StructQA isolates the phenomenon that text-serialized LLMs are highly sensitive to row/column ordering, with observed performance drops of ~8 percentage points in permutation accuracy and robustness. The inclusion of explicit structure tokens via TAMO mitigates this artefact, with only minor degradation under table shuffling. Attention heatmap visualizations in related experiments (e.g., WikiSQL) corroborate that explicit structure encoding enhances cross-attention to correct answer cells and headers, improving localization fidelity.

Ablation studies further demonstrate that neither text nor pure structure alone enables high performance, but their combination is essential—text-only and graph-only models both perform close to random chance on several tasks. A plausible implication is that structure-aware representations represent an indispensable modality for reliable table QA.

6. Limitations and Future Directions

StructQA is limited to flat tables and single-turn static queries; it omits nested schemas, multi-table joins, and interaction scenarios. The table encoder in use is trained only on the downstream diagnostic tasks; large-scale, table-agnostic pretraining is suggested as a means to further boost cross-dataset generalization. Benchmark expansion toward deeper hierarchies, multi-table settings, embedded semi-structured content, and dialog-based QA are proposed as fertile directions (Li et al., 30 Nov 2025).

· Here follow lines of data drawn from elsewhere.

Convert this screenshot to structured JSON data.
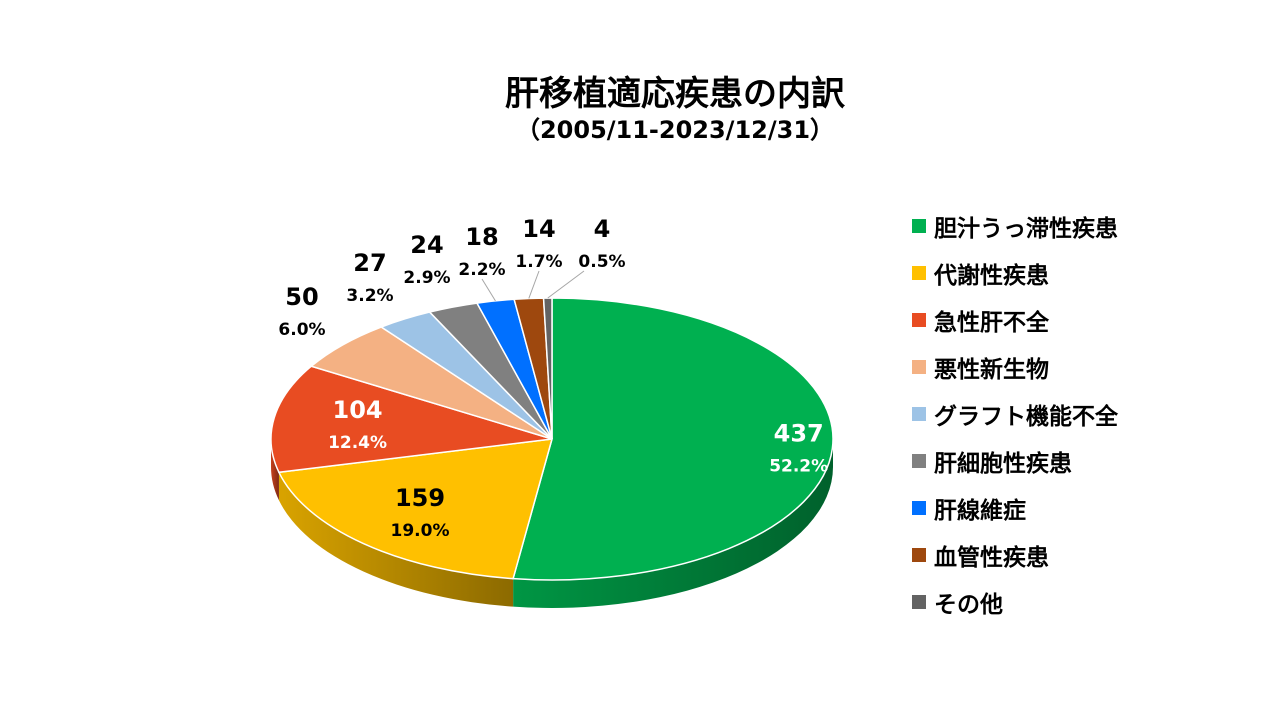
{
  "chart_data": {
    "type": "pie",
    "title": "肝移植適応疾患の内訳",
    "subtitle": "（2005/11-2023/12/31）",
    "legend_position": "right",
    "slices": [
      {
        "label": "胆汁うっ滞性疾患",
        "value": 437,
        "percent": "52.2%",
        "color": "#00b050"
      },
      {
        "label": "代謝性疾患",
        "value": 159,
        "percent": "19.0%",
        "color": "#ffc000"
      },
      {
        "label": "急性肝不全",
        "value": 104,
        "percent": "12.4%",
        "color": "#e84c22"
      },
      {
        "label": "悪性新生物",
        "value": 50,
        "percent": "6.0%",
        "color": "#f4b183"
      },
      {
        "label": "グラフト機能不全",
        "value": 27,
        "percent": "3.2%",
        "color": "#9dc3e6"
      },
      {
        "label": "肝細胞性疾患",
        "value": 24,
        "percent": "2.9%",
        "color": "#808080"
      },
      {
        "label": "肝線維症",
        "value": 18,
        "percent": "2.2%",
        "color": "#0070ff"
      },
      {
        "label": "血管性疾患",
        "value": 14,
        "percent": "1.7%",
        "color": "#9e480e"
      },
      {
        "label": "その他",
        "value": 4,
        "percent": "0.5%",
        "color": "#636363"
      }
    ]
  }
}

7. Position Within the StructQA Benchmark Ecosystem

StructQA sharply contrasts with benchmarks such as TQA-Bench, which emphasizes multi-table relational reasoning with symbolic extensions and large-scale LLM benchmarking (up to 64K context tokens) (Qiu et al., 29 Nov 2024); HCT-QA, which targets human-centric table layout diversity and cell-based evaluation (Ahmad et al., 9 Mar 2025); and CBench, which focuses on question answering over knowledge graphs and fine-grained structural diagnostics of natural-language and SPARQL queries (Orogat et al., 2021). StructQA fills a diagnostic gap, isolating core limitations of current LLM table reasoning that are masked in larger, more heterogeneous or functionally-overloaded datasets.

In summary, StructQA provides a rigorous and fine-grained assessment of structure-sensitive table understanding, catalyzing the development of next-generation, modality-aware QA systems for tabular data (Li et al., 30 Nov 2025).